US Power Market Enters New Era of Rising Prices, Volatility, Chan


After nearly two decades of flat electricity demand, the U.S. power market has entered a new era of rising prices, growing volatility, and structural change. Wholesale electricity prices surged across the country in 2025, with year-on-year increases of 62% in New York, 60% in New England, and 45% in PJM, driven by higher natural gas prices, tightening capacity markets, and deepening grid constraints. [1] Retail prices rose more modestly—about 2.3% nationally—but the widening gap between wholesale volatility and retail pass-through is creating significant financial exposure for market participants on both sides of power purchase agreements.

These price movements are not cyclical blips. They reflect a fundamental shift in the supply-demand balance. U.S. electricity demand is rising at the fastest pace in a generation, fueled by data center buildouts, manufacturing reshoring, and electrification of transportation and buildings. [2] The country commissioned 54 GW of new utility-scale generation and storage in 2025—the most in over two decades—and invested a record $115 billion in grid expansion and reinforcement. [3] [4] Yet even that record-setting buildout has not been enough to ease pricing pressure in congested regions, particularly in the Northeast and Mid-Atlantic, where natural gas dependence amplifies weather-driven volatility.

The January 2026 winter storm underscored this vulnerability. Frigid temperatures and restricted natural gas supplies triggered widespread power plant outages across the Eastern U.S., sending prices spiking and raising fresh concerns about resource adequacy during peak demand periods. [5] These events are not hypothetical risks—they are the operating environment in which PPAs, capacity market positions, and project finance assumptions must perform.

The PPA Market Is Repricing Risk

For renewable energy developers and corporate offtakers, the most consequential trend is the repricing of risk in the PPA market. S&P Global reports that spreads between buyer and seller price expectations have widened significantly in key markets, as both sides reassess the economics of long-term contracting in a higher-price, higher-volatility environment. [6] Solar capture rates—the ratio of a project’s average realized revenue to the market clearing price—are deteriorating as more solar capacity compresses midday prices, exposing projects to growing periods of zero or negative pricing.

This dynamic is driving several important structural shifts in PPA terms. Contract durations are trending shorter, reflecting buyer reluctance to lock in long-term price commitments amid uncertainty about future wholesale price trajectories. Downside protections, including floor prices and shape guarantees, are becoming more common as developers seek to de-risk revenue streams. [7] And battery energy storage is increasingly being integrated into PPA structures—both co-located and standalone—as a mechanism to shift generation into higher-value hours and mitigate capture rate risk.

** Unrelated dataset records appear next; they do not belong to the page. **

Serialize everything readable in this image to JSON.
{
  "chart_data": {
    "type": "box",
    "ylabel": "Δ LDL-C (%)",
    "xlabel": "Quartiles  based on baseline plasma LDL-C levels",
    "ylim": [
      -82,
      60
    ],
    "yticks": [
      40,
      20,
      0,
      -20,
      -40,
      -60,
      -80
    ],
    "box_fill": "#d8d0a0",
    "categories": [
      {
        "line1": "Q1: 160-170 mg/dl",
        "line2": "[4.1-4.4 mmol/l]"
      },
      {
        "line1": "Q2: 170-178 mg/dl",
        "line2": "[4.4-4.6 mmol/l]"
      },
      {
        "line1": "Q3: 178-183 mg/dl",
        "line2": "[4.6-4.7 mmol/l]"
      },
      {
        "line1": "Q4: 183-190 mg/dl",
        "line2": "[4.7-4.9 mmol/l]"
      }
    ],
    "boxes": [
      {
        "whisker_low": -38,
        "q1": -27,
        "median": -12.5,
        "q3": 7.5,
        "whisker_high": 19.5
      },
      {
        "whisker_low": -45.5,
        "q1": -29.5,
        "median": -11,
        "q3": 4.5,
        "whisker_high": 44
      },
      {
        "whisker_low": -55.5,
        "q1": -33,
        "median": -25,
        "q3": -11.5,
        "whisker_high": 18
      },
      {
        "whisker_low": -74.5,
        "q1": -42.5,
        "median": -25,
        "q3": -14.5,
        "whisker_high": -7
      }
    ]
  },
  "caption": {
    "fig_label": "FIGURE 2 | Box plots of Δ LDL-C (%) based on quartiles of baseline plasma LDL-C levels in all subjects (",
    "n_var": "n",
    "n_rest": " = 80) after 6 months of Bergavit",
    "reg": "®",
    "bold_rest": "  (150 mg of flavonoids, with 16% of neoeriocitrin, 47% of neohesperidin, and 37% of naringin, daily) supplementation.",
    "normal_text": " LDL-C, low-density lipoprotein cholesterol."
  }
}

Standalone and co-located BESS deals are rising rapidly, with particularly strong growth in Texas, California, and the PJM footprint. [8]

Capacity Markets Under Pressure

The capacity market overlay adds another layer of complexity. PJM’s capacity market—the largest in the country—has been a flashpoint for litigation and regulatory action, as stakeholders contest whether current market designs adequately compensate the resources needed to ensure reliability in a rapidly changing resource mix. The D.C. Circuit recently found that FERC erred in declining to consider Section 206 relief in the 2024/25 PJM capacity auction re-run case, a decision that could have significant implications for future auction design and pricing. [9]

At the state level, regulators are grappling with the affordability implications of wholesale price increases. The combined share of electricity and natural gas costs as a percentage of total household expenditure rose to 1.62% in 2025, a departure from the recent trend of declining energy cost burdens. [10] Several state commissions are placing greater emphasis on how utility programs align with affordability goals and grid reliability, and are scrutinizing whether rate designs adequately protect consumers from wholesale price pass-through. [11] Massachusetts provides a compelling case study: Governor Healey’s March 2026 executive order establishing the “10X10X10 Plan”—targeting 10 GW of new energy resources over 10 years with $10 billion in projected customer savings—was driven explicitly by ISO New England’s projection that electricity consumption could rise nearly 15% by 2035. [12]

What This Means for Market Participants

For corporate energy buyers, the current environment demands a more sophisticated approach to energy procurement. Companies that have relied on standard virtual PPAs may find that basis risk—the divergence between the contract settlement point and the buyer’s actual load zone—has become a material financial exposure. Physical PPAs and behind-the-meter generation options warrant fresh evaluation, particularly for companies with concentrated load in high-price regions. The strategic case for energy risk management has never been stronger—energy should appear alongside cybersecurity, supply chain, and regulatory risk in enterprise risk management frameworks. [13]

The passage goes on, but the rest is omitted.